Assuming that what you say is true, though, the ending of the new film still is not the same as the novel. The new film posits that somehow, General Thade — from a civilization that is relatively technologically backward on a planet distant from Earth — somehow finds a way to travel through both space and time, and engineers a takeover of Earth, and that the ape-ruled Earth still develops a Washington DC that looks exactly like the one we know today.
Like I said, it’s preposterous.
[reader comment via email from 2001 reposted by maj]
What happened to Tim Burton. Or, perhaps more accurately put, what happened to the image of Tim Burton propogated so well by Hollywood? After watching his remake of Planet of the Apes, all I can say to Mr. Burton is take a bath, get a haircut, and drop the brooding genius pretense. There is nothing brilliant, artistic, or even mildly above average about this film. Think “Stargate Meets Planet of the Apes.” And even a horrible film like Stargate had an ending we could understand.
But, then, maybe that’s Mr. Burton’s game. Present an ending that even Socrates couldn’t unravel. There! That’s the proof of his brilliance. Only he of old man sunglasses and dirty hair is capable of understanding this “twist.” Sorry, though, I don’t buy it.
MaryAnn, you dismissed the ending summarily. And there is good reason not to give it much thought. But it is worth dissecting it if for no other reason that to project what the sequel might be. (Oh, there will be a sequel. The ending begs for one. “Please, give me chance to explain this shocking non-sequitur!”) Here are my best guesses for the sequel:
(1) It was all a dream. Marky Mark is a zookeeper who wakes up from this nightmare, frees all of his chimps, and falls in love with a particularly attractive Orang. (She’ll be animatronic in the film–with perky, human-like breasts, perhaps.)

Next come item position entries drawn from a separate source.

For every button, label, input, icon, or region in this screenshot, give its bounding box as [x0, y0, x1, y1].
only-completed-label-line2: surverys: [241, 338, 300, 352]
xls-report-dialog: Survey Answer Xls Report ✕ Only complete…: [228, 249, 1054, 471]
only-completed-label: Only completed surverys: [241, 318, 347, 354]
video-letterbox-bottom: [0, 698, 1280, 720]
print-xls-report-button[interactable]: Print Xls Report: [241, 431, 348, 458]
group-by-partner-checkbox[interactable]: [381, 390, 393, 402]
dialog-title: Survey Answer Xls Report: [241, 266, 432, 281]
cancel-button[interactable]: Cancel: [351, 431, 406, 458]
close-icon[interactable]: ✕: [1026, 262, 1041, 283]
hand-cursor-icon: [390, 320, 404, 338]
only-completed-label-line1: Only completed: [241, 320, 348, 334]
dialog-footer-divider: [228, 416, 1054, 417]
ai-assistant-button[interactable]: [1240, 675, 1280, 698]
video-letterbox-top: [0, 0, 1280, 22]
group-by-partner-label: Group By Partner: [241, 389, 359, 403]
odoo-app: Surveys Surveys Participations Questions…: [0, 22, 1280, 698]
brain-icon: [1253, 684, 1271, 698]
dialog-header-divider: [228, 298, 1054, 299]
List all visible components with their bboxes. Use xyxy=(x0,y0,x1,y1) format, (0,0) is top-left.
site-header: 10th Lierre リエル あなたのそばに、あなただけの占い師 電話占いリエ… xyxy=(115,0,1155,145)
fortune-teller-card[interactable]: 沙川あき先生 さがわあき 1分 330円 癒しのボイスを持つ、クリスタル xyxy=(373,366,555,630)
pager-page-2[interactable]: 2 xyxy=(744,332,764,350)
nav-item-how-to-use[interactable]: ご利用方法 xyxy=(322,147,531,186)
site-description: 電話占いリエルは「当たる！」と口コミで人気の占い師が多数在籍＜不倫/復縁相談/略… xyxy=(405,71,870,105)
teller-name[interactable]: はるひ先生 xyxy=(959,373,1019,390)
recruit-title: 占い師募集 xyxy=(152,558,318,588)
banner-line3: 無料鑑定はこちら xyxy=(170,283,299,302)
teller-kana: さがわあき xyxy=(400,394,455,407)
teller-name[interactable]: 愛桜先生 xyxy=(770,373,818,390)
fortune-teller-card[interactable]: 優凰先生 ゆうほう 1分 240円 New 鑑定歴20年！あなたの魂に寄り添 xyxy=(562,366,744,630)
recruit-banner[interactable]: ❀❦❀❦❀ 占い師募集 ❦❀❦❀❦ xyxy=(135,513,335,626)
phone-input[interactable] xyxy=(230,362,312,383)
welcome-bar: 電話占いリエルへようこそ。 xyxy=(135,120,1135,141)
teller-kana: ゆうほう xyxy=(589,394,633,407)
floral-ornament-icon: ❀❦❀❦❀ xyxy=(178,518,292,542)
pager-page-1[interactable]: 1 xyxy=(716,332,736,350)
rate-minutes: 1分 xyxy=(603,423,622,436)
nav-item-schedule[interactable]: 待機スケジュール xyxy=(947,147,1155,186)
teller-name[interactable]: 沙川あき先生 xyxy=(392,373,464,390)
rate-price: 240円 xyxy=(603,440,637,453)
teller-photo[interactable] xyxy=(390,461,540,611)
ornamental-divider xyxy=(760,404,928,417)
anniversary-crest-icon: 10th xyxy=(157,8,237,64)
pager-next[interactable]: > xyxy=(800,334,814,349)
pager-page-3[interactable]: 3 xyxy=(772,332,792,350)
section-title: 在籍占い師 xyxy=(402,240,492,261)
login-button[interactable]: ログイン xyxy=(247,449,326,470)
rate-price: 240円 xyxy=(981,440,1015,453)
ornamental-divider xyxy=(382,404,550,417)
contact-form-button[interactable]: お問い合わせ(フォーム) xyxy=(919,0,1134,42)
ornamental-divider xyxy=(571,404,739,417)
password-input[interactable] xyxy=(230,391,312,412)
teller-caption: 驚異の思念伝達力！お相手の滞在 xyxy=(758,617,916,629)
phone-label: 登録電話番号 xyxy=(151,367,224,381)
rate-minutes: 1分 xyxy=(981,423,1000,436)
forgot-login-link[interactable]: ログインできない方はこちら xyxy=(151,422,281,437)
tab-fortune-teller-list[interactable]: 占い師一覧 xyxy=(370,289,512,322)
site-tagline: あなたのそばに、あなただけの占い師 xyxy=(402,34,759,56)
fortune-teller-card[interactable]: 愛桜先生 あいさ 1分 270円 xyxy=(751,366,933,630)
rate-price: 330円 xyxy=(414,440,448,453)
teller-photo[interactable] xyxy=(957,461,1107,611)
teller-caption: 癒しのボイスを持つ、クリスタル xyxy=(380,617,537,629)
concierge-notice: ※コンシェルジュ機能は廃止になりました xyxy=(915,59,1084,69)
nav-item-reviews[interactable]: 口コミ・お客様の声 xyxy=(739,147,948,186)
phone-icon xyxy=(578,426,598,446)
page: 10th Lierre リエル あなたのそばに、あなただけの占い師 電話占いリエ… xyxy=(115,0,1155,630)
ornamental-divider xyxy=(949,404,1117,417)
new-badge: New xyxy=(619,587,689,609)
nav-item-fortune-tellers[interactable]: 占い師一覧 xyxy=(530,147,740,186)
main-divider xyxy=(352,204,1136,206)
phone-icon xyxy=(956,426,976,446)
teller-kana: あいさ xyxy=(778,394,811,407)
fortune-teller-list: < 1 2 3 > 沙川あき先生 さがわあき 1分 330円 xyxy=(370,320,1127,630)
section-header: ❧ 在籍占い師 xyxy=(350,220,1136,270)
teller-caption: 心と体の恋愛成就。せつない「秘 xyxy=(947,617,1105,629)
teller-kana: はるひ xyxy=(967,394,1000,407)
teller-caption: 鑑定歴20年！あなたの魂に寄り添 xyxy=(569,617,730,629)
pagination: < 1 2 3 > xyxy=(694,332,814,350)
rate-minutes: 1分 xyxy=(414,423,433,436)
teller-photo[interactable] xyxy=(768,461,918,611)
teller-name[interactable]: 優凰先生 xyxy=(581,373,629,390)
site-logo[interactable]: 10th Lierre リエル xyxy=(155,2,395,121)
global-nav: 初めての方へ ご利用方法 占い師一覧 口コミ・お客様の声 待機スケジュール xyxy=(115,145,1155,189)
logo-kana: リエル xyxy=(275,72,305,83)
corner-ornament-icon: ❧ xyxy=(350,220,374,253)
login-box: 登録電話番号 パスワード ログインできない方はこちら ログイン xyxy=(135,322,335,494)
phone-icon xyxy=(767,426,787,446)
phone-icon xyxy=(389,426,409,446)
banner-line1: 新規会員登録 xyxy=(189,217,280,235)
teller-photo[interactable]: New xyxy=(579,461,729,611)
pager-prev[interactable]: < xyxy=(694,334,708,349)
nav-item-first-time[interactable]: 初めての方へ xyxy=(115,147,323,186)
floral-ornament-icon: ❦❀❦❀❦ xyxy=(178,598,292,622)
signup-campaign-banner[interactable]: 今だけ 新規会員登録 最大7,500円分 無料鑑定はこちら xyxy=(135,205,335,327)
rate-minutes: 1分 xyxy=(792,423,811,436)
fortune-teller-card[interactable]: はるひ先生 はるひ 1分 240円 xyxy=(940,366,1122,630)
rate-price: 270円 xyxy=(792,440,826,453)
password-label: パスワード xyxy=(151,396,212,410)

(2) Marky Mark entered a parallel universe in which an ape version of Tim Burton is making Planet of the Humans. Mark is recruited to star in the movie and is ultimately placed in a zoological park for retired animal actors.
(3) Marky Mark was driven insane by his experience with apes and now sees all humans as Apes, including his mother–which leads to some dramatic incidents involving bananas.
As usual, MaryAnn, I love your reviews and your site. Keep up the good, hard work.